LaDonna Brave Bull Allard, Ruth Buffalo, Deb Haaland, Andrea Carmen
Emil Benjamin, Brandon Jackson
Nominated for the Local Heroes competition at the Cleveland International Film Festival, Emil Benjamin and Brandon Jackson's feature doc Oyate is an engaging, thought-provoking film largely centered around the #NoDAPL Movement protesting the Dakota Access Pipeline and, in a broader sense, working to preserve Indigenous rights and to ultimately protect the centuries of injustices inflicted upon Indigenous peoples.
Benjamin and Jackson undertake the ambitious task of making accessible the many injustices to America's Indigenous people throughout history. From well documented incidents of genocide to broken treaties and stolen lands, Oyate works to tie together these events and to document how they ultimately tie into the 2016 Standing Rock protests where, once again, a treaty was broken and profit over people was the rule. Yet, in some ways there was something different about the #NoDAPL Movement, a movement that attracted national media attention and a surprising amount of non-Indigenous support. Key voices included in Oyate include the late LaDonna Brave Bull Allard, Ruth Buffalo, Chase Iron Eyes, and current Secretary of the Interior under President Biden Deb Haaland. Oyate weaves together a wealth of archival footage alongside news footage and interviews to craft a comprehensive glimpse inside the injustices experienced by Indigenous peoples. While it's arguable that Benjamin and Jackson attempt to accomplish a bit too much here, it's nearly impossible to argue with the film's lofty ambitions and relentless passion. A good majority of the film is actually centered around the Dakota Access Pipeline protests and, in particular, the transition from what had been a fragile but peaceful protect to one in which the betrayal, brutality, and just plain lies by law enforcement are all well documented by both news accounts and numerous videos.

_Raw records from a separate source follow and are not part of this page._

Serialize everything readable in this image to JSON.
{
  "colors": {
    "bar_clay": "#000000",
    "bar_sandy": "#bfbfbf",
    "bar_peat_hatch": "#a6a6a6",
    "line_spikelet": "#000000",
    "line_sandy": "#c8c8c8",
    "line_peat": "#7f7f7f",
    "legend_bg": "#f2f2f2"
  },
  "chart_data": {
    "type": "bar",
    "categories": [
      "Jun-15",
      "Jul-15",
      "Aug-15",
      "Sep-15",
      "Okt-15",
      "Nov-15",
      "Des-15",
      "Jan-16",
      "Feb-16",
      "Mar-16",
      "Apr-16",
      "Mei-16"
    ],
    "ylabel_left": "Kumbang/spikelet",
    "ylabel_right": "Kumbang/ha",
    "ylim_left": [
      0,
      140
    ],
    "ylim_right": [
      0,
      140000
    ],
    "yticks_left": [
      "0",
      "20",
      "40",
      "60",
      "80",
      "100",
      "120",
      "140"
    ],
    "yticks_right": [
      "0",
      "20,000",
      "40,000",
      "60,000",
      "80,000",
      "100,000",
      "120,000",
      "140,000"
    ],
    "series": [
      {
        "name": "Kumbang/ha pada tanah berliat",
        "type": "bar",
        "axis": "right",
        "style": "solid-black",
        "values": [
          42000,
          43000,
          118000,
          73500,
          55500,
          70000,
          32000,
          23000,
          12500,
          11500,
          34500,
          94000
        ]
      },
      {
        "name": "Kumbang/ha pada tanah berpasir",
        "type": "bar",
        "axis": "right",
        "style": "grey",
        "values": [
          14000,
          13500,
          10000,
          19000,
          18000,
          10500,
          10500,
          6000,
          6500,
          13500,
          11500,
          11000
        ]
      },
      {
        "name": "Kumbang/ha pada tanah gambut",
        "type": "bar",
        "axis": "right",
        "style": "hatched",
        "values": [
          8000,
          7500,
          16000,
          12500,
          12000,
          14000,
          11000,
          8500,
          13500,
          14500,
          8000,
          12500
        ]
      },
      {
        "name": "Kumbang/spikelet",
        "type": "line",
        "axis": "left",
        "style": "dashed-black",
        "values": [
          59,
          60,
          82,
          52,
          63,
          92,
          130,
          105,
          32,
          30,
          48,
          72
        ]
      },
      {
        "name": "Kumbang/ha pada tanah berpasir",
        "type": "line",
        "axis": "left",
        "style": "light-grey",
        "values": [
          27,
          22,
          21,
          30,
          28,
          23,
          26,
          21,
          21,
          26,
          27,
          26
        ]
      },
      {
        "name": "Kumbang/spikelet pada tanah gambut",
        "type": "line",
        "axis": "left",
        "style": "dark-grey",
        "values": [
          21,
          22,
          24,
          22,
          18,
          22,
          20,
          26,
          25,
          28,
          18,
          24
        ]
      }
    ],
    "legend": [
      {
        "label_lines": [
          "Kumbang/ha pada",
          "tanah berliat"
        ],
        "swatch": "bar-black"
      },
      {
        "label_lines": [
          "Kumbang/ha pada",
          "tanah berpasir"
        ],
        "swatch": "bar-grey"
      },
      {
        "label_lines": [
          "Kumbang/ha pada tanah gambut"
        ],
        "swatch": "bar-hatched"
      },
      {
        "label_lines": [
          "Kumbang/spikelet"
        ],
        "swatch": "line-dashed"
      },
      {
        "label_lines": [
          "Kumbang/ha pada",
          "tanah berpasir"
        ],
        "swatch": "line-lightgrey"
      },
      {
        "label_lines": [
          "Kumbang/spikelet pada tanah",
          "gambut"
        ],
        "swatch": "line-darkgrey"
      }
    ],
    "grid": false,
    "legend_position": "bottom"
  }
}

Oyate really comes into its own in its latter half as complexity of the early material gives way to focused messages and a deeper understanding of how Indigenous history informs the contemporary movement. The stark contrast of law enforcement bearing down like a military unit upon a peaceful gathering is one I knew about but one I've seldom seen captured as well as it's captured here. While Oyate accomplishes much here, perhaps more than anything Benjamin and Jackson capture how everything that unfolds here is interconnected and, perhaps, how even a hard-fought victory with the Dakota Access Pipeline may well have been inspired less by a concern about the Indigenous people and more by media images of those, including America's vets, who supported them.
Early in its festival run, Oyate is a vital and necessary documentary about a subject many Americans have only learned about in bits and pieces and a subject that, you guessed it, has most certainly been whitewashed.